I'd never been to Vermont, and I'd never worked as a typist for someone writing a novel, so I was curious. Being new to the work force and just out of college, what did I know?

Most importantly, I needed the money for rent, and the job paid well. Suspiciously well.

I wondered if the client had requested a hot-tempered redhead specifically, or if that would simply be a bonus gift with purchase. I definitely had the red hair, all natural, and my friends insisted I was the fiery one of our group. Some people say redheads have more sex, but if you ask me, I'd say they just have
better
sex. All that aggression over years of being teased and called
strawberry-bush
and
ginger
has to go somewhere.

Me and my trusty
firecrotch
headed off to my mysterious two-week typing contract, eager to spread a little redhead excitement to some boring writer's life.

It was a pretty day in July when the cab driver let me out at the edge of the woods. The Vermont trees smelled different from the city. Fresh. Suspiciously fresh.

I pulled on my backpack, heavy with two weeks' worth of clothes and toiletries, and stepped boldly into the woods. As per the instructions I'd been given, I followed the trail that led up the mountainside to the secluded cabin that was my destination. The lush forest on either side of the trail was fresh and magical, with ferns of all sizes on the ground, and tall coniferous trees mixed in with sugar maple and paper birch trees. Everything was emerald green in the summer sun, but I could imagine the spectacular warm colors that would appear in the fall. The air was cool and moist, like rain was on the menu but not a guarantee.

After an hour of hiking and a bunch of mosquito bites, the forest lost its magic. My legs quivered, and I was reevaluating the items I'd packed. Did I really need hairspray?
The bottle did weigh half a pound.
I stopped and sat on a stump, rifling through my things. Why were my blue jeans so heavy? Something rustled and snapped in the old-growth forest behind me. It was not the sound of a person sneaking up on me and stepping on a twig by accident. Rather, it was the sound of a large beast who didn't care if a puny human detected it.

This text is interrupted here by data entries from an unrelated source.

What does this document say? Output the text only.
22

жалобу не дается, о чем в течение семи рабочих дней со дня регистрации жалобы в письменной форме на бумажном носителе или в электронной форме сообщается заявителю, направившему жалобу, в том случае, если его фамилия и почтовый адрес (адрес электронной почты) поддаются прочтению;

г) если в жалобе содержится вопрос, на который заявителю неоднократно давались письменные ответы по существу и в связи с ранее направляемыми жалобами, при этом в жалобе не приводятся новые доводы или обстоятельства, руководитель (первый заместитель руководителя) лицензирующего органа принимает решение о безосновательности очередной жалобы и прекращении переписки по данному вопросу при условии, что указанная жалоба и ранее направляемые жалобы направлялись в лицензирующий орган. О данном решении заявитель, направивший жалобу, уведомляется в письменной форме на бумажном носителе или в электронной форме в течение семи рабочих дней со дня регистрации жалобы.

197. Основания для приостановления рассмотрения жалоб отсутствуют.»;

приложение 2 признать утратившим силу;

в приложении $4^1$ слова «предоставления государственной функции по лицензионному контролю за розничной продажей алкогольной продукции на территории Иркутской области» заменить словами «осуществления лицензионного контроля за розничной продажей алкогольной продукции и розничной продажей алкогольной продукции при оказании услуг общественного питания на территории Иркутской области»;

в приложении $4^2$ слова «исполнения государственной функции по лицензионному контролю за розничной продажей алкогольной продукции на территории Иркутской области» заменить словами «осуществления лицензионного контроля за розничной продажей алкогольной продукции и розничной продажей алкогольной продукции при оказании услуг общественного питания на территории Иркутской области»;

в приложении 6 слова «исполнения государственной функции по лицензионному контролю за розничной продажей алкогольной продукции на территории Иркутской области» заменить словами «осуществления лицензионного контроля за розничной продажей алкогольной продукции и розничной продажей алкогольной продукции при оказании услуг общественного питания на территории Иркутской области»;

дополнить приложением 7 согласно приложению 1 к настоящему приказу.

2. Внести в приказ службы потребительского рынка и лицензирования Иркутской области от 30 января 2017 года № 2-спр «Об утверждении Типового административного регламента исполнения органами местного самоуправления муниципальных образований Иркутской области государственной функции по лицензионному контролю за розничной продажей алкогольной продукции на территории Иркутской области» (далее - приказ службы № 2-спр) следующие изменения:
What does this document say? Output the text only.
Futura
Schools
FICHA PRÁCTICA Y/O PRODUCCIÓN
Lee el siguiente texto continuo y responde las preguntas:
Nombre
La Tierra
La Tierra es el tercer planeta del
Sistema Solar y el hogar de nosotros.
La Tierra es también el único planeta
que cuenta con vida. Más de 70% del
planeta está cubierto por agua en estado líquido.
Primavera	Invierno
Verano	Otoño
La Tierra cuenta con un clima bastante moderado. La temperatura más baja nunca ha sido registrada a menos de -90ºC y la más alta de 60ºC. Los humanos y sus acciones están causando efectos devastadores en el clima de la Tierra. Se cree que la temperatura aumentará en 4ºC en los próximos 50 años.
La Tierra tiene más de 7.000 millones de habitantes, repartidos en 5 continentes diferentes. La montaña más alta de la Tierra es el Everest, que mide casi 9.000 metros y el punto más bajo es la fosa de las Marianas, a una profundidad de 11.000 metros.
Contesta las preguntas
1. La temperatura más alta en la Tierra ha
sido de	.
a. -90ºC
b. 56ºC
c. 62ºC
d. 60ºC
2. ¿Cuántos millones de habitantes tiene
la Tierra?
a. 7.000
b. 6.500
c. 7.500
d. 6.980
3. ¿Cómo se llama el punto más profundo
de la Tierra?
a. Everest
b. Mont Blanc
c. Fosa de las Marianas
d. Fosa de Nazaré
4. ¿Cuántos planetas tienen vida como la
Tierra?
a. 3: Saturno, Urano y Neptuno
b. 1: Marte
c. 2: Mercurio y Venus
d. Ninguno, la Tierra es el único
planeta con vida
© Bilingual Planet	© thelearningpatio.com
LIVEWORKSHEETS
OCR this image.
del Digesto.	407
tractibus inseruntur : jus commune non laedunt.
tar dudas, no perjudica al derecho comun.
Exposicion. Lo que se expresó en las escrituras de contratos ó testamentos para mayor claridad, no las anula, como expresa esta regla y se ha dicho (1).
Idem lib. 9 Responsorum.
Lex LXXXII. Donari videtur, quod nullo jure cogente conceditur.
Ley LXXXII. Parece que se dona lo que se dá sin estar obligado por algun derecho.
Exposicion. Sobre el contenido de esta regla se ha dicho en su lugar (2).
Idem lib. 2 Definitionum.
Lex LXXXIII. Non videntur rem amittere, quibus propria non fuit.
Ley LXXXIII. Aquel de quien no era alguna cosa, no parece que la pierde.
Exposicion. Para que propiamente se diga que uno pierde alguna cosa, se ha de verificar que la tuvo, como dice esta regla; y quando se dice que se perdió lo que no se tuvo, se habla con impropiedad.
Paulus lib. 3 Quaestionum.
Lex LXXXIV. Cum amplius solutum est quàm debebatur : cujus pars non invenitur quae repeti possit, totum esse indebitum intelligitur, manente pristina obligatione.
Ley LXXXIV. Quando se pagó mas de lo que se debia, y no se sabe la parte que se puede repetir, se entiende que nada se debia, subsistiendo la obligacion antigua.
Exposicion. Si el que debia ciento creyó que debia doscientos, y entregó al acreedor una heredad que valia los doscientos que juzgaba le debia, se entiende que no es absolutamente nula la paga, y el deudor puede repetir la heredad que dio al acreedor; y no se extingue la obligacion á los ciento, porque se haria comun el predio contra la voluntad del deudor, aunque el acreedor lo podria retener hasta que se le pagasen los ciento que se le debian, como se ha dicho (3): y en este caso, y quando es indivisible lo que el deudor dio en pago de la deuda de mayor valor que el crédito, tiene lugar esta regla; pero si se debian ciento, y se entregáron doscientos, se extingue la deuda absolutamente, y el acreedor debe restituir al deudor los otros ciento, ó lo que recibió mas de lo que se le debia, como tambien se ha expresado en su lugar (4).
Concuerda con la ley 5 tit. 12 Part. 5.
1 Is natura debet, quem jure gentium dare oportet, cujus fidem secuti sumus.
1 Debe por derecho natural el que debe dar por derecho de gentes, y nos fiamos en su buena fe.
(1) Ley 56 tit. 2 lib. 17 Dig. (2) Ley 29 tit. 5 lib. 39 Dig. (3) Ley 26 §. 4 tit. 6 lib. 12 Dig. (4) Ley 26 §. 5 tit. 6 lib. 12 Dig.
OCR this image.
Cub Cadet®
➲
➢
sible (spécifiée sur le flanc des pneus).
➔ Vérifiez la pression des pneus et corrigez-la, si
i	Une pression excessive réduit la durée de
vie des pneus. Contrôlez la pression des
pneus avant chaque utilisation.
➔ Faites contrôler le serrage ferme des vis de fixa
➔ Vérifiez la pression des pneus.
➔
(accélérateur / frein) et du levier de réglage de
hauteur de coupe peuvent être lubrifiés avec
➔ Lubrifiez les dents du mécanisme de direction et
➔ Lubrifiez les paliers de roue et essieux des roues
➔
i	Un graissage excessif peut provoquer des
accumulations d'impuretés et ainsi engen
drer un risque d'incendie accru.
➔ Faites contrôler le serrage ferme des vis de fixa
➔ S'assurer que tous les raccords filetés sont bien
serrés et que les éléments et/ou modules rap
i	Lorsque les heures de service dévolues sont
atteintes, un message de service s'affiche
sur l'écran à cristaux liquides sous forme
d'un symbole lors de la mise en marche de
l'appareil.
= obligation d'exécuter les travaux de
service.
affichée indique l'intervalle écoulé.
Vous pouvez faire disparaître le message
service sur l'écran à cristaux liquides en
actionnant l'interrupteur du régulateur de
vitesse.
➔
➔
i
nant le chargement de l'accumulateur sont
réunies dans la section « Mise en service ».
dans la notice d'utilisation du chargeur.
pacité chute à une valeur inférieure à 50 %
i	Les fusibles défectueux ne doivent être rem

I froze, my breath squeezing in and out of my lungs through a constricted throat. The forest-crunching sound was coming closer. My nostrils wide, I could smell the beast—a musky, rotten smell. Slowly, slowly, I turned my head, and found myself face to face with an enormous, hairy creature.

In retrospect, it was foolish of me to think that a moose, a chewer of grasses and leaves, would want to eat me. However, I looked into those black eyes, embedded in that shaggy, block of a head, and I promptly lost my mind.

My legs, no longer tired, sprung into action, and I took off at a full-on sprint, up the trail. I'd nearly made it to the cabin, so the run was only five minutes, tops, but for the previous few months, the only cardio exercise I'd had was strolling to and from the cafeteria between classes and study sessions.

I flew up the three steps to the door of the cabin and banged on it like a madwoman. The door opened, and I nearly knocked over the man in my rush to get inside.